La pénurie des billets de 50, 100 et 200 francs congolais commence à produire des effets visibles sur l’économie quotidienne dans la ville de Beni, au Nord-Kivu. Cette rareté des petites coupures pousse plusieurs commerçants à arrondir systématiquement les prix, affectant directement le pouvoir d’achat des habitants.

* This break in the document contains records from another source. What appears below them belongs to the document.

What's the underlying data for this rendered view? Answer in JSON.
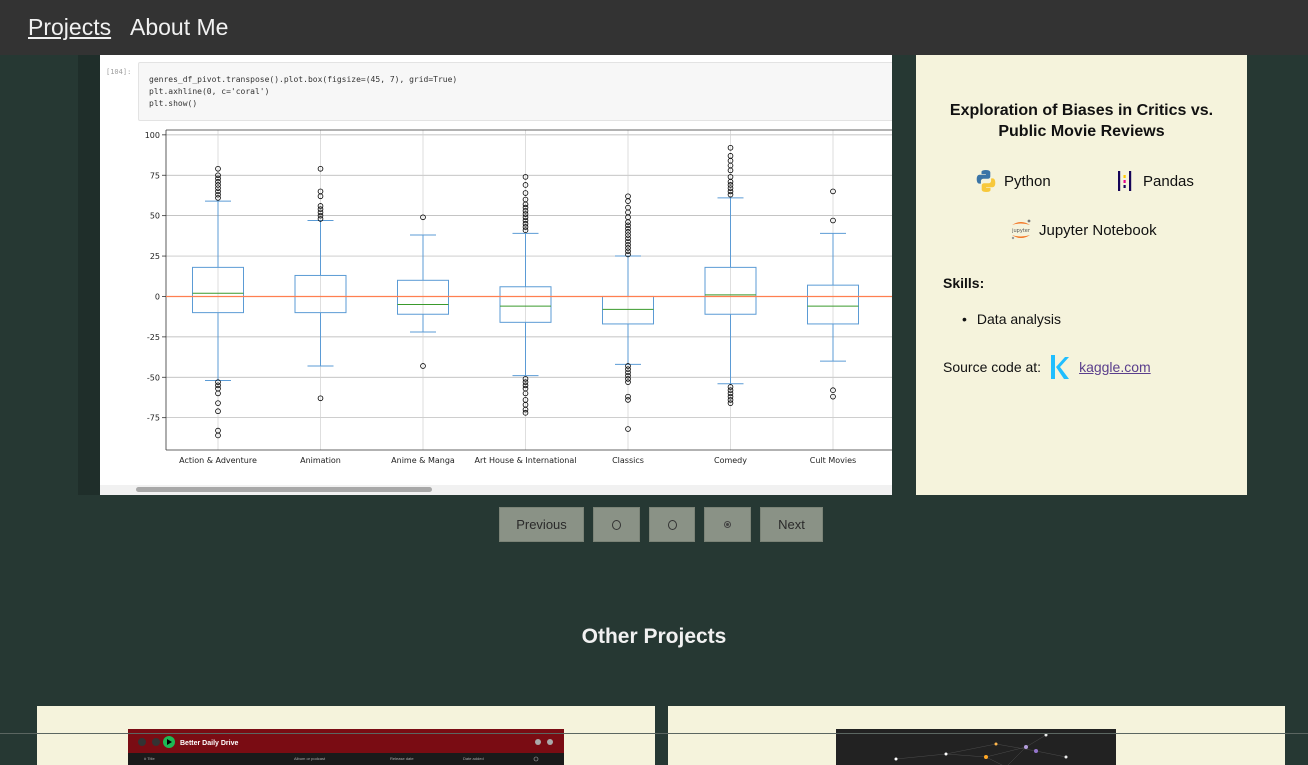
{
  "nav": {
    "projects": "Projects",
    "about": "About Me"
  },
  "notebook": {
    "prompt": "[104]:",
    "code": [
      "genres_df_pivot.transpose().plot.box(figsize=(45, 7), grid=True)",
      "plt.axhline(0, c='coral')",
      "plt.show()"
    ]
  },
  "project": {
    "title": "Exploration of Biases in Critics vs. Public Movie Reviews",
    "tech": [
      {
        "name": "Python",
        "icon": "python-icon"
      },
      {
        "name": "Pandas",
        "icon": "pandas-icon"
      },
      {
        "name": "Jupyter Notebook",
        "icon": "jupyter-icon"
      }
    ],
    "skills_label": "Skills:",
    "skills": [
      "Data analysis"
    ],
    "source_label": "Source code at:",
    "source_link": "kaggle.com"
  },
  "pager": {
    "previous": "Previous",
    "next": "Next",
    "dots": 3,
    "active_dot": 3
  },
  "other": {
    "title": "Other Projects",
    "card1_app_title": "Better Daily Drive",
    "card1_columns": [
      "#  Title",
      "Album or podcast",
      "Release date",
      "Date added"
    ]
  },
  "colors": {
    "background": "#263833",
    "navbar": "#333333",
    "card": "#f5f3dc",
    "box": "#5b9bd5",
    "median": "#3a9a2c",
    "reference_line": "coral"
  },
  "chart_data": {
    "type": "box",
    "categories": [
      "Action & Adventure",
      "Animation",
      "Anime & Manga",
      "Art House & International",
      "Classics",
      "Comedy",
      "Cult Movies"
    ],
    "yticks": [
      100,
      75,
      50,
      25,
      0,
      -25,
      -50,
      -75
    ],
    "ylim": [
      -95,
      103
    ],
    "grid": true,
    "hline": 0,
    "boxes": [
      {
        "whislo": -52,
        "q1": -10,
        "med": 2,
        "q3": 18,
        "whishi": 59,
        "fliers": [
          61,
          63,
          65,
          67,
          69,
          71,
          73,
          75,
          79,
          -53,
          -55,
          -57,
          -60,
          -66,
          -71,
          -83,
          -86
        ]
      },
      {
        "whislo": -43,
        "q1": -10,
        "med": 0,
        "q3": 13,
        "whishi": 47,
        "fliers": [
          48,
          50,
          52,
          54,
          56,
          62,
          65,
          79,
          -63
        ]
      },
      {
        "whislo": -22,
        "q1": -11,
        "med": -5,
        "q3": 10,
        "whishi": 38,
        "fliers": [
          49,
          -43
        ]
      },
      {
        "whislo": -49,
        "q1": -16,
        "med": -6,
        "q3": 6,
        "whishi": 39,
        "fliers": [
          41,
          43,
          45,
          47,
          49,
          51,
          53,
          55,
          57,
          60,
          64,
          69,
          74,
          -51,
          -53,
          -55,
          -57,
          -60,
          -64,
          -67,
          -70,
          -72
        ]
      },
      {
        "whislo": -42,
        "q1": -17,
        "med": -8,
        "q3": 0,
        "whishi": 25,
        "fliers": [
          26,
          28,
          30,
          32,
          34,
          36,
          38,
          40,
          42,
          44,
          46,
          49,
          52,
          55,
          59,
          62,
          -43,
          -45,
          -47,
          -49,
          -51,
          -53,
          -62,
          -64,
          -82
        ]
      },
      {
        "whislo": -54,
        "q1": -11,
        "med": 1,
        "q3": 18,
        "whishi": 61,
        "fliers": [
          63,
          65,
          67,
          69,
          71,
          74,
          78,
          81,
          84,
          87,
          92,
          -56,
          -58,
          -60,
          -62,
          -64,
          -66
        ]
      },
      {
        "whislo": -40,
        "q1": -17,
        "med": -6,
        "q3": 7,
        "whishi": 39,
        "fliers": [
          47,
          65,
          -58,
          -62
        ]
      }
    ]
  }
}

Dans les marchés, boutiques, pharmacies et secrétariats publics, de nombreux produits ou services coûtant officiellement entre 50 et 400 FC sont désormais vendus à 500 FC faute de monnaie disponible.
« Nous avons parfois du mal à vendre au prix normal. Pour éviter les disputes avec les clients, je donne souvent des bonbons en guise de monnaie », explique Louis, tenancier d’une boutique au quartier Malepe.
Même difficulté dans les secrétariats publics où certains opérateurs disent être contraints d’augmenter les tarifs faute de petites coupures pour rendre la monnaie exacte.
Pour plusieurs habitants, cette situation crée une inflation silencieuse qui finit par peser lourdement sur les dépenses quotidiennes.
« Cela paraît insignifiant quand il s’agit de 100 ou 200 francs, mais accumulé chaque jour sur le transport, les photocopies ou les petits achats, cela devient une vraie perte pour les familles », témoigne un habitant de Beni.
Au-delà des simples difficultés de change, certains observateurs estiment que cette situation fragilise progressivement la crédibilité du Franc Congolais dans les échanges quotidiens. À mesure que certaines coupures disparaissent du circuit monétaire, les prix réels commencent à se détacher des tarifs officiels, favorisant des arrondissements permanents et renforçant indirectement la dollarisation de l’économie locale.
Dans un contexte déjà marqué par l’insécurité et la baisse du pouvoir d’achat, commerçants et consommateurs appellent les autorités monétaires à réinjecter rapidement les petites coupures dans la circulation afin de limiter les impacts sur la vie des populations.